No, unless global economy wishes to proceed on path of creating a debt-based economy, which has led us to present global macroeconomic crises. Hence, the IoT ecosystem should focus not only on the supply side of the economics but also on the demand side of the same to ensure that the resulting IoT revolution leads to a sustainable ecosystem.
#9 Brian Kelly, Chief Technology Officer, Golgi
Robert Scoble discussed IoT with Kelly over a homemade video mentioned in an article by Arkenea. Kelly suggests a potential fix for loophole in IoT technology:
When you are using the mobile device you are talking to a server that is accessible from anywhere but if you want to interact with a device that is in your home or enterprise that can be difficult to connect to. That’s not a secured location that you can just make an inbound connection just there. Those kinds of scenarios are not encountered by mobile app developers. In order to solve this you need something in the middle that both mobile and that device can connect to.
While Kelly’s ideas are thought provoking and could be materialized in a three-tier business model aimed at building robust growth of IoT sector. The other advantages of this model would be that it would lead to a balanced economic growth and result in a steady growth in consumer purchasing power in economy. The biggest macroeconomic advantage of the proposed business model is that it would comply with the macroeconomic cycles of nature avoiding huge unemployment to happen during economic downturns.
#10 Jason Silva, Filmmaker & Creator of Shots of Awe
In an interview given to the Inc. Magazine, Silva shares what captures his imagination in the Internet of Things space:
Technology surrounding us with useful information, like a kind of ‘engineered serendipity’. I’d like my smartphone to hear me when I say I’m hungry and recommend me a restaurant. I’d like to be serendipitously informed when a friend is nearby.

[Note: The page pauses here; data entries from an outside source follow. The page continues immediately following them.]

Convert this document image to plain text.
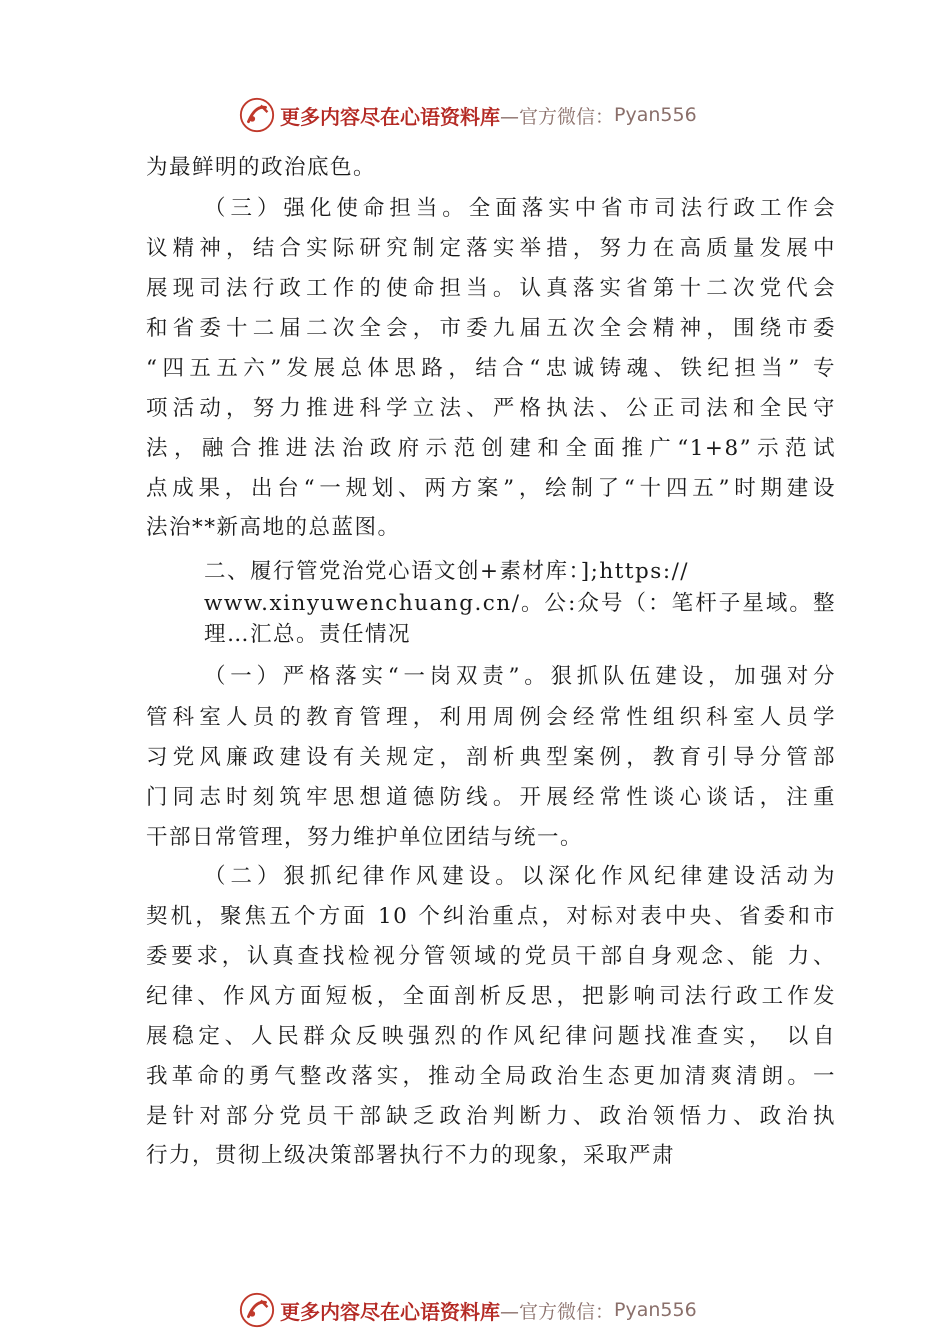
更多内容尽在心语资料库 —官方微信： Pyan556
为最鲜明的政治底色。
（三）强化使命担当。全面落实中省市司法行政工作会
议精神，结合实际研究制定落实举措，努力在高质量发展中
展现司法行政工作的使命担当。认真落实省第十二次党代会
和省委十二届二次全会，市委九届五次全会精神，围绕市委
“四五五六”发展总体思路，结合“忠诚铸魂、铁纪担当” 专
项活动，努力推进科学立法、严格执法、公正司法和全民守
法，融合推进法治政府示范创建和全面推广“1+8”示范试
点成果，出台“一规划、两方案”，绘制了“十四五”时期建设
法治**新高地的总蓝图。
二、履行管党治党心语文创+素材库：];https://
www.xinyuwenchuang.cn/。公:众号（：笔杆子星域。整
理…汇总。责任情况
（一）严格落实“一岗双责”。狠抓队伍建设，加强对分
管科室人员的教育管理，利用周例会经常性组织科室人员学
习党风廉政建设有关规定，剖析典型案例，教育引导分管部
门同志时刻筑牢思想道德防线。开展经常性谈心谈话，注重
干部日常管理，努力维护单位团结与统一。
（二）狠抓纪律作风建设。以深化作风纪律建设活动为
契机，聚焦五个方面 10 个纠治重点，对标对表中央、省委和市
委要求，认真查找检视分管领域的党员干部自身观念、能 力、
纪律、作风方面短板，全面剖析反思，把影响司法行政工作发
展稳定、人民群众反映强烈的作风纪律问题找准查实， 以自
我革命的勇气整改落实，推动全局政治生态更加清爽清朗。一
是针对部分党员干部缺乏政治判断力、政治领悟力、政治执
行力，贯彻上级决策部署执行不力的现象，采取严肃
更多内容尽在心语资料库 —官方微信： Pyan556
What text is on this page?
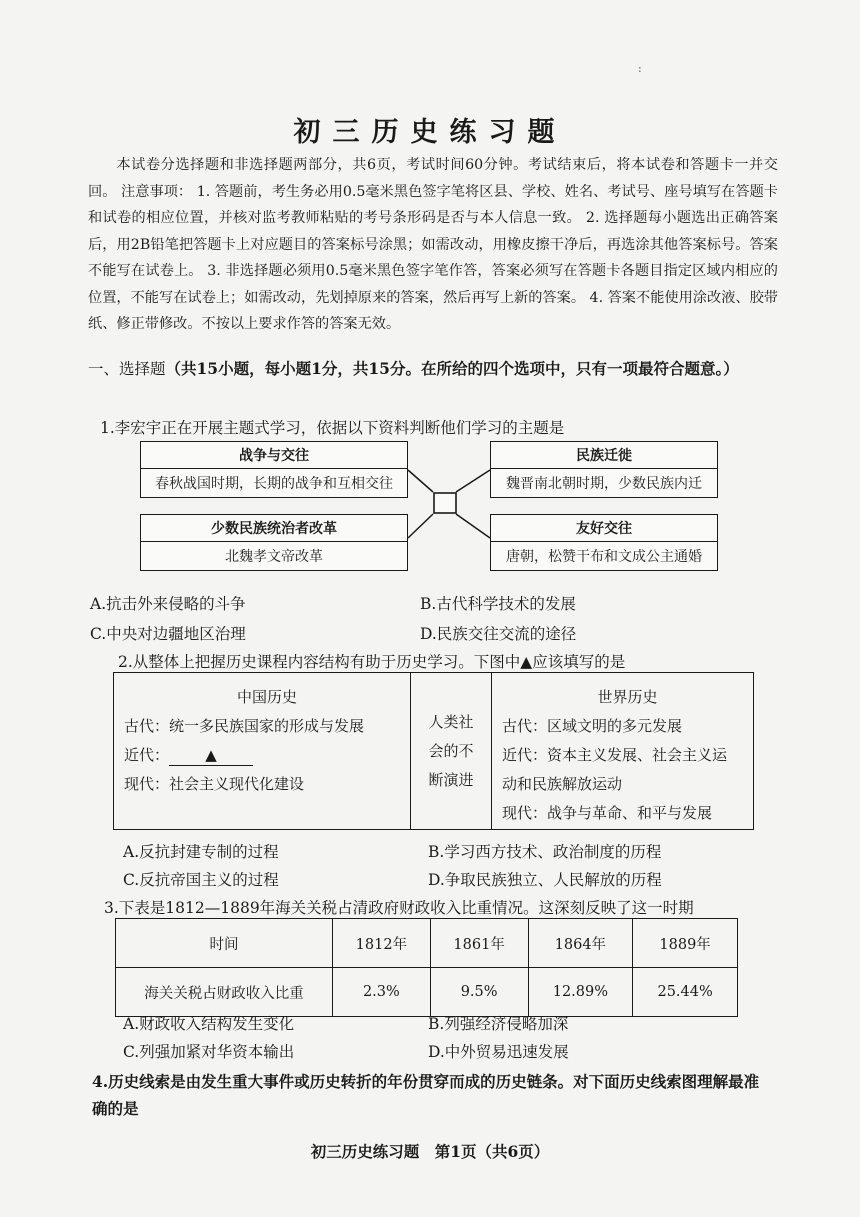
:
初三历史练习题
本试卷分选择题和非选择题两部分，共6页，考试时间60分钟。考试结束后，将本试卷和答题卡一并交回。 注意事项： 1. 答题前，考生务必用0.5毫米黑色签字笔将区县、学校、姓名、考试号、座号填写在答题卡和试卷的相应位置，并核对监考教师粘贴的考号条形码是否与本人信息一致。 2. 选择题每小题选出正确答案后，用2B铅笔把答题卡上对应题目的答案标号涂黑；如需改动，用橡皮擦干净后，再选涂其他答案标号。答案不能写在试卷上。 3. 非选择题必须用0.5毫米黑色签字笔作答，答案必须写在答题卡各题目指定区域内相应的位置，不能写在试卷上；如需改动，先划掉原来的答案，然后再写上新的答案。 4. 答案不能使用涂改液、胶带纸、修正带修改。不按以上要求作答的答案无效。
一、选择题（共15小题，每小题1分，共15分。在所给的四个选项中，只有一项最符合题意。）
1.李宏宇正在开展主题式学习，依据以下资料判断他们学习的主题是
战争与交往
春秋战国时期，长期的战争和互相交往
少数民族统治者改革
北魏孝文帝改革
民族迁徙
魏晋南北朝时期，少数民族内迁
友好交往
唐朝，松赞干布和文成公主通婚
A.抗击外来侵略的斗争	B.古代科学技术的发展
C.中央对边疆地区治理	D.民族交往交流的途径
2.从整体上把握历史课程内容结构有助于历史学习。下图中▲应该填写的是
中国历史
古代：统一多民族国家的形成与发展
近代： ▲
现代：社会主义现代化建设

人类社
会的不
断演进

世界历史
古代：区域文明的多元发展
近代：资本主义发展、社会主义运
动和民族解放运动
现代：战争与革命、和平与发展
A.反抗封建专制的过程	B.学习西方技术、政治制度的历程
C.反抗帝国主义的过程	D.争取民族独立、人民解放的历程
3.下表是1812—1889年海关关税占清政府财政收入比重情况。这深刻反映了这一时期
时间	1812年	1861年	1864年	1889年
海关关税占财政收入比重	2.3%	9.5%	12.89%	25.44%
A.财政收入结构发生变化	B.列强经济侵略加深
C.列强加紧对华资本输出	D.中外贸易迅速发展
4.历史线索是由发生重大事件或历史转折的年份贯穿而成的历史链条。对下面历史线索图理解最准确的是
初三历史练习题　第1页（共6页）
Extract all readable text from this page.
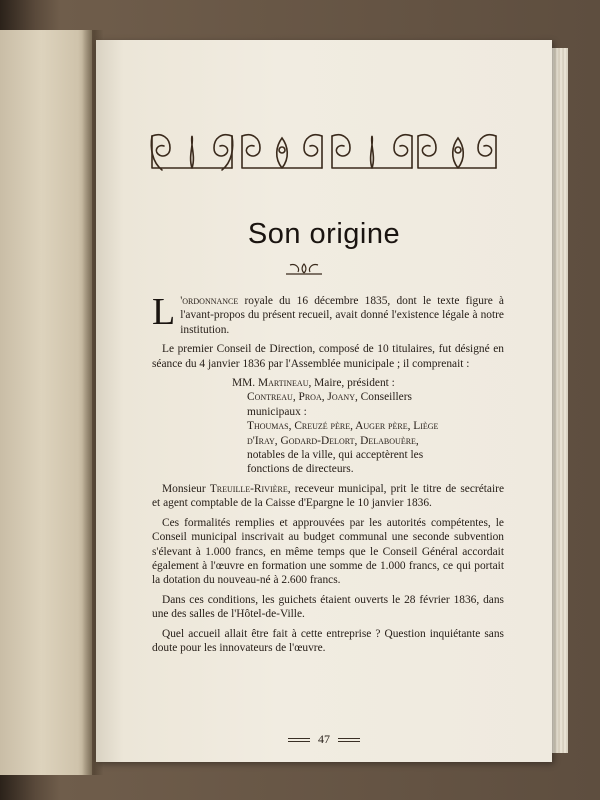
Son origine

L 'ordonnance royale du 16 décembre 1835, dont le texte figure à l'avant-propos du présent recueil, avait donné l'existence légale à notre institution.

Le premier Conseil de Direction, composé de 10 titulaires, fut désigné en séance du 4 janvier 1836 par l'Assemblée municipale ; il comprenait :

MM. Martineau, Maire, président :
Contreau, Proa, Joany, Conseillers
municipaux :
Thoumas, Creuzé père, Auger père, Liège
d'Iray, Godard-Delort, Delabouère,
notables de la ville, qui acceptèrent les
fonctions de directeurs.

Monsieur Treuille-Rivière, receveur municipal, prit le titre de secrétaire et agent comptable de la Caisse d'Epargne le 10 janvier 1836.

Ces formalités remplies et approuvées par les autorités compétentes, le Conseil municipal inscrivait au budget communal une seconde subvention s'élevant à 1.000 francs, en même temps que le Conseil Général accordait également à l'œuvre en formation une somme de 1.000 francs, ce qui portait la dotation du nouveau-né à 2.600 francs.

Dans ces conditions, les guichets étaient ouverts le 28 février 1836, dans une des salles de l'Hôtel-de-Ville.

Quel accueil allait être fait à cette entreprise ? Question inquiétante sans doute pour les innovateurs de l'œuvre.

47
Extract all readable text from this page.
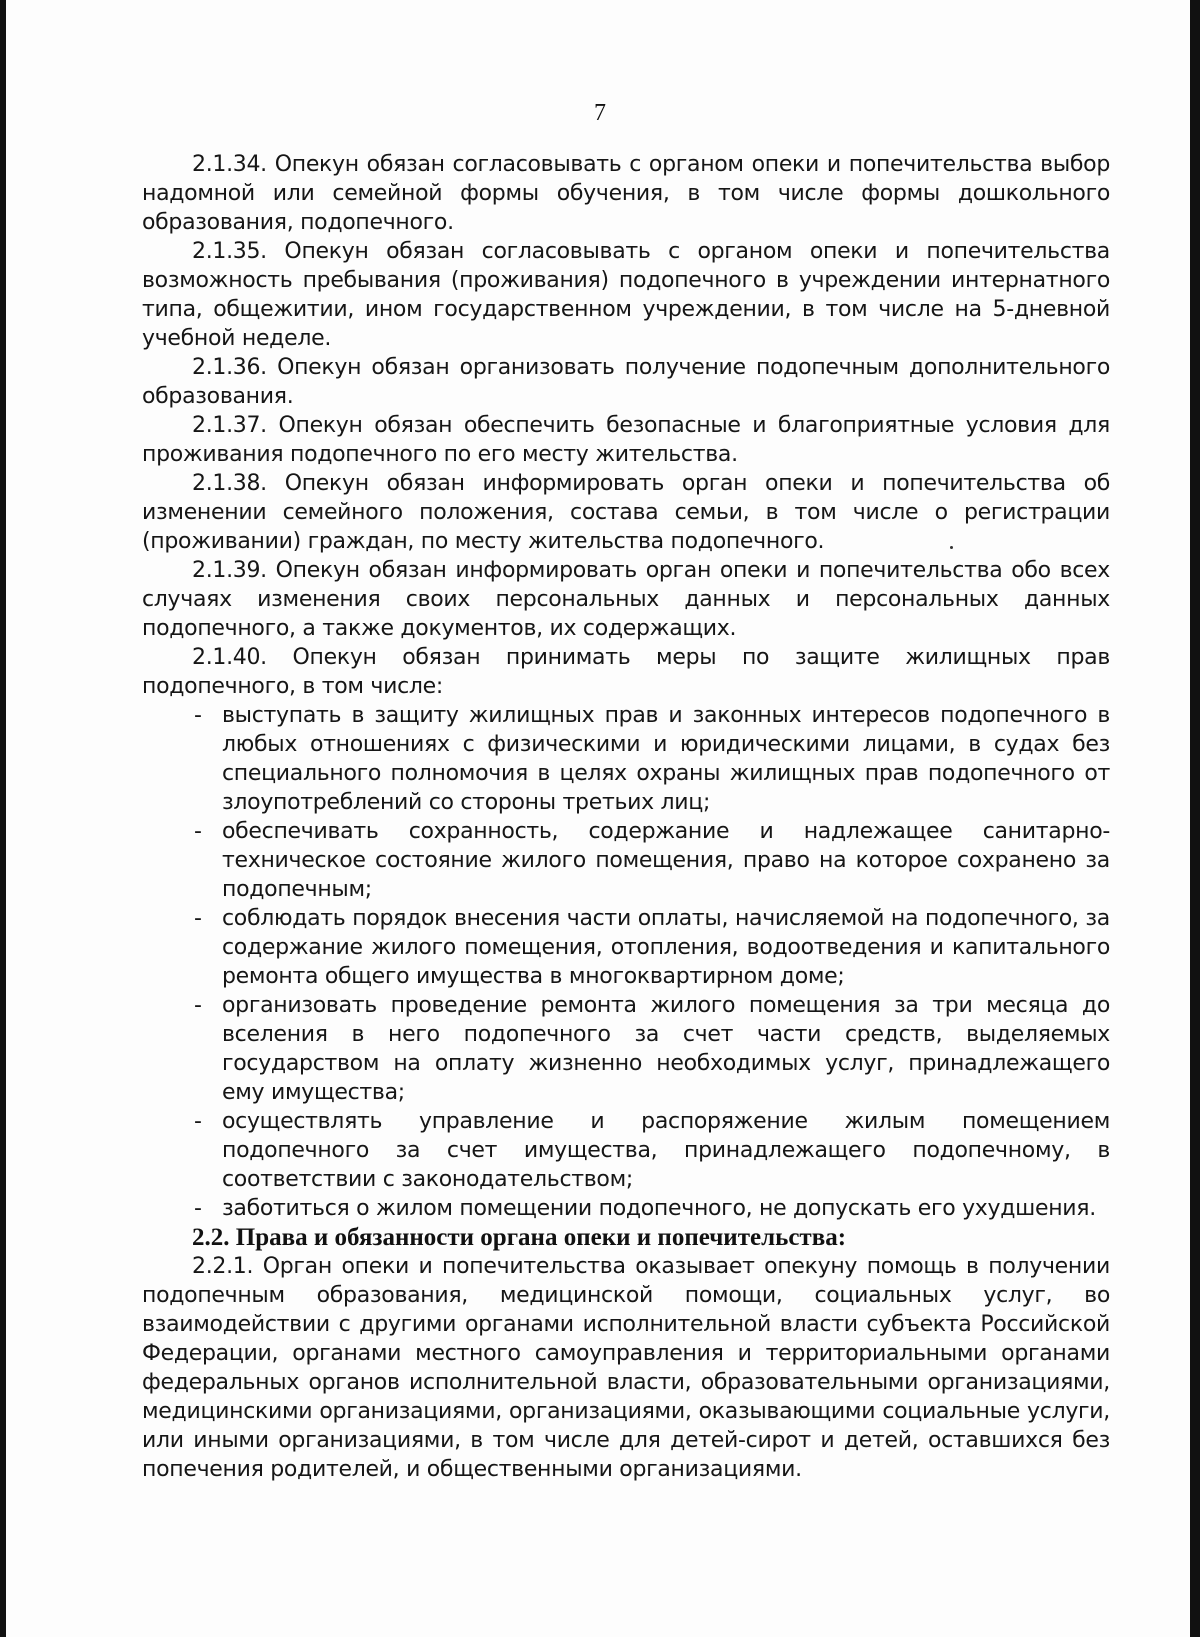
7

2.1.34. Опекун обязан согласовывать с органом опеки и попечительства выбор надомной или семейной формы обучения, в том числе формы дошкольного образования, подопечного.

2.1.35. Опекун обязан согласовывать с органом опеки и попечительства возможность пребывания (проживания) подопечного в учреждении интернатного типа, общежитии, ином государственном учреждении, в том числе на 5-дневной учебной неделе.

2.1.36. Опекун обязан организовать получение подопечным дополнительного образования.

2.1.37. Опекун обязан обеспечить безопасные и благоприятные условия для проживания подопечного по его месту жительства.

2.1.38. Опекун обязан информировать орган опеки и попечительства об изменении семейного положения, состава семьи, в том числе о регистрации (проживании) граждан, по месту жительства подопечного.

2.1.39. Опекун обязан информировать орган опеки и попечительства обо всех случаях изменения своих персональных данных и персональных данных подопечного, а также документов, их содержащих.

2.1.40. Опекун обязан принимать меры по защите жилищных прав подопечного, в том числе:

- выступать в защиту жилищных прав и законных интересов подопечного в любых отношениях с физическими и юридическими лицами, в судах без специального полномочия в целях охраны жилищных прав подопечного от злоупотреблений со стороны третьих лиц;
- обеспечивать сохранность, содержание и надлежащее санитарно-техническое состояние жилого помещения, право на которое сохранено за подопечным;
- соблюдать порядок внесения части оплаты, начисляемой на подопечного, за содержание жилого помещения, отопления, водоотведения и капитального ремонта общего имущества в многоквартирном доме;
- организовать проведение ремонта жилого помещения за три месяца до вселения в него подопечного за счет части средств, выделяемых государством на оплату жизненно необходимых услуг, принадлежащего ему имущества;
- осуществлять управление и распоряжение жилым помещением подопечного за счет имущества, принадлежащего подопечному, в соответствии с законодательством;
- заботиться о жилом помещении подопечного, не допускать его ухудшения.

2.2. Права и обязанности органа опеки и попечительства:

2.2.1. Орган опеки и попечительства оказывает опекуну помощь в получении подопечным образования, медицинской помощи, социальных услуг, во взаимодействии с другими органами исполнительной власти субъекта Российской Федерации, органами местного самоуправления и территориальными органами федеральных органов исполнительной власти, образовательными организациями, медицинскими организациями, организациями, оказывающими социальные услуги, или иными организациями, в том числе для детей-сирот и детей, оставшихся без попечения родителей, и общественными организациями.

Silva’s thoughts reinvigorate the importance of preserving Net Neutrality for the success of IoT Revolution. When the smart phone recommends a particular restaurant, even a small business should have a fair chance to make it to Silva’s list of recommended restaurants. This would ensure a true free market competitive capitalism and elimination of all sorts of industry monopolies for success of IoT Revolution.
#11 Laurel Papworth, Social Media Educator
Papworth shared her views in Pew Research Center’s report about IoT. She expressed how IoT will bring the next revolution in digital technology:
Every part of our life will be quantifiable, and eternal, and we will answer to the community for our decisions. For example, skipping the gym will have your gym shoes auto tweet (equivalent) to the peer-to-peer health insurance network that will decide to degrade your premiums.
Laurel points to a very important role that would be played by IoT in ensuring fairness of the system. However, in order to make it practical, the global economy needs to transform from present individualized capitalism to a more collaborative capitalism where majority are the stakeholders towards the success of the ecosystem rather than a few minority. The ideas presented my book Sustaining Moore’s Law would help design such an ecosystem and eventually materialize Laurel’s vision.